With Dip-C, we are in a position to carry out cell typing with genome structure as the sole variable. Given the high information content of 3D structures, many possible features might be used in cluster analysis. Here we chose single-cell chromatin compartments as the input variable of PCA. The four cell-type clusters were clearly separated (Fig. 4E), with one of the most differentially compartmentalized regions shown in Fig. 4F. Our conclusion held if compartments were defined based on contacts (Fig. S17B and Fig. S17C). Previous reports (7, 8, 10–12) had focused on defining the width, or spread, of a single Waddington valley, studying for example cell-cycle dynamics within a cell type and domain stochasticity within a cell-cycle phase.
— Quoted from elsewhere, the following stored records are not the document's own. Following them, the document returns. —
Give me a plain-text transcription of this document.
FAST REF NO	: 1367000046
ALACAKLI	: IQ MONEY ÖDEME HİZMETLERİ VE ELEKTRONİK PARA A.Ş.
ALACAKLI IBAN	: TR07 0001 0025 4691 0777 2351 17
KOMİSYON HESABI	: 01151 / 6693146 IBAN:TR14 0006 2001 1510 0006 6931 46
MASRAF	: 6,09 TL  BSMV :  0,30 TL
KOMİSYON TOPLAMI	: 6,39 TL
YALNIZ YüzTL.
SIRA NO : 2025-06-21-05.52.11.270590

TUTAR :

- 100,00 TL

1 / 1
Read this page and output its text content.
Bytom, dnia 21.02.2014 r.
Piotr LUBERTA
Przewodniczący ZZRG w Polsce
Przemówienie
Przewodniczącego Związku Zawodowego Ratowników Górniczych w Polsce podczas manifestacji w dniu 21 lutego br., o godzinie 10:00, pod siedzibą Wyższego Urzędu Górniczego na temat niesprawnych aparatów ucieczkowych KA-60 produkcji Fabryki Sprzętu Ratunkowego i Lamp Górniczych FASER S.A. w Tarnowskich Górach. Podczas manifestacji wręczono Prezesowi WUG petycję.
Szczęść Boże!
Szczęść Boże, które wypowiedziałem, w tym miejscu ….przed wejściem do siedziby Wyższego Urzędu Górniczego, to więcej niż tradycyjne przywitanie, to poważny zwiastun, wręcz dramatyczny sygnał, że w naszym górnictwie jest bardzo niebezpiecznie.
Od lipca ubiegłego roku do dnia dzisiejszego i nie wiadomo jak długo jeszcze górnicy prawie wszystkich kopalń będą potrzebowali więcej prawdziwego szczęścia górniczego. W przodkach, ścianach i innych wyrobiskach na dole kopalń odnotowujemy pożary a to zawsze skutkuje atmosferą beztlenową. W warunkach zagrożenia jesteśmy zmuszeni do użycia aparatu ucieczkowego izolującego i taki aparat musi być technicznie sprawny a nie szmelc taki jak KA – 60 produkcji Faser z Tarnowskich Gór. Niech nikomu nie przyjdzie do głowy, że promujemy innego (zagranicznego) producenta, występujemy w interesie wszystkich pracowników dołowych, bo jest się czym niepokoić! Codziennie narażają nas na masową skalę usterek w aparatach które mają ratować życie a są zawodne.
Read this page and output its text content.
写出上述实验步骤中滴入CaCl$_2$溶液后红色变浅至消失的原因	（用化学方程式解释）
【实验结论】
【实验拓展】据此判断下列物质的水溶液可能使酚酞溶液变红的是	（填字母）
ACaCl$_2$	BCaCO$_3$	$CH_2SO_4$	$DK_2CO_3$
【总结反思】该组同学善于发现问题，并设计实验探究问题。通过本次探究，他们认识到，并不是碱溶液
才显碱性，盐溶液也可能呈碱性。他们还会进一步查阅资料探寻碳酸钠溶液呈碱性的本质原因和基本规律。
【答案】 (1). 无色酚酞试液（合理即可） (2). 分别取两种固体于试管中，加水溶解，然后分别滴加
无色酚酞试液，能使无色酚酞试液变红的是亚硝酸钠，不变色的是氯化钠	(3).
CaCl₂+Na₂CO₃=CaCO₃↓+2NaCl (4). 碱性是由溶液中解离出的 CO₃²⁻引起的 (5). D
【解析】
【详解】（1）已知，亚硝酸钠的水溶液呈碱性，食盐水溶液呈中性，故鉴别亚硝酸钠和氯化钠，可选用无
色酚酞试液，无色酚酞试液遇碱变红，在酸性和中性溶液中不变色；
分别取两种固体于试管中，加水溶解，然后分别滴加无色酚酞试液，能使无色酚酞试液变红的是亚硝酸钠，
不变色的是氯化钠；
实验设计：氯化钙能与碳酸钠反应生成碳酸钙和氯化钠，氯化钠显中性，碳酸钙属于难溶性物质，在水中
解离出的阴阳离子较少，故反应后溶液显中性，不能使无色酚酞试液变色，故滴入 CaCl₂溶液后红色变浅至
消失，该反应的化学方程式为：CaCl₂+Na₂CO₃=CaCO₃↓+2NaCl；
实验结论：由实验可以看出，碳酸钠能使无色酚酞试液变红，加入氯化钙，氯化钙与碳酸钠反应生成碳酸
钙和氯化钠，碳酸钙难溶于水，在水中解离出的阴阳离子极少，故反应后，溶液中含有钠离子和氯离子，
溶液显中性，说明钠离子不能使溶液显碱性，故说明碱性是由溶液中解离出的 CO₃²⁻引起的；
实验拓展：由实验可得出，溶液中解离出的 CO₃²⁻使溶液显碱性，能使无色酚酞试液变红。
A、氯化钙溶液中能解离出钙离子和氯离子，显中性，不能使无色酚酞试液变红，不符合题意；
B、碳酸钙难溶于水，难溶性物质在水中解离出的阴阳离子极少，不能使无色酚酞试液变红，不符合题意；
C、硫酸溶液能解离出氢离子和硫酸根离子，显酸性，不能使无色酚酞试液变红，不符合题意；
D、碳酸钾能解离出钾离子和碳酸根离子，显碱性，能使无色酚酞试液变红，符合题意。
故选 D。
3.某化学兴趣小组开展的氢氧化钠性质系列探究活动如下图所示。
Our PCA result, in contrast, highlighted the consistent difference among cell types, signifying the separation between Waddington valleys.

Our initial examination of only a handful of cell types has clearly shown the tissue-dependence of 3D genome structures. A systematic survey of more cell types under various conditions will likely lead to new discoveries in cell differentiation, genesis of cancer, learning and memory, and aging.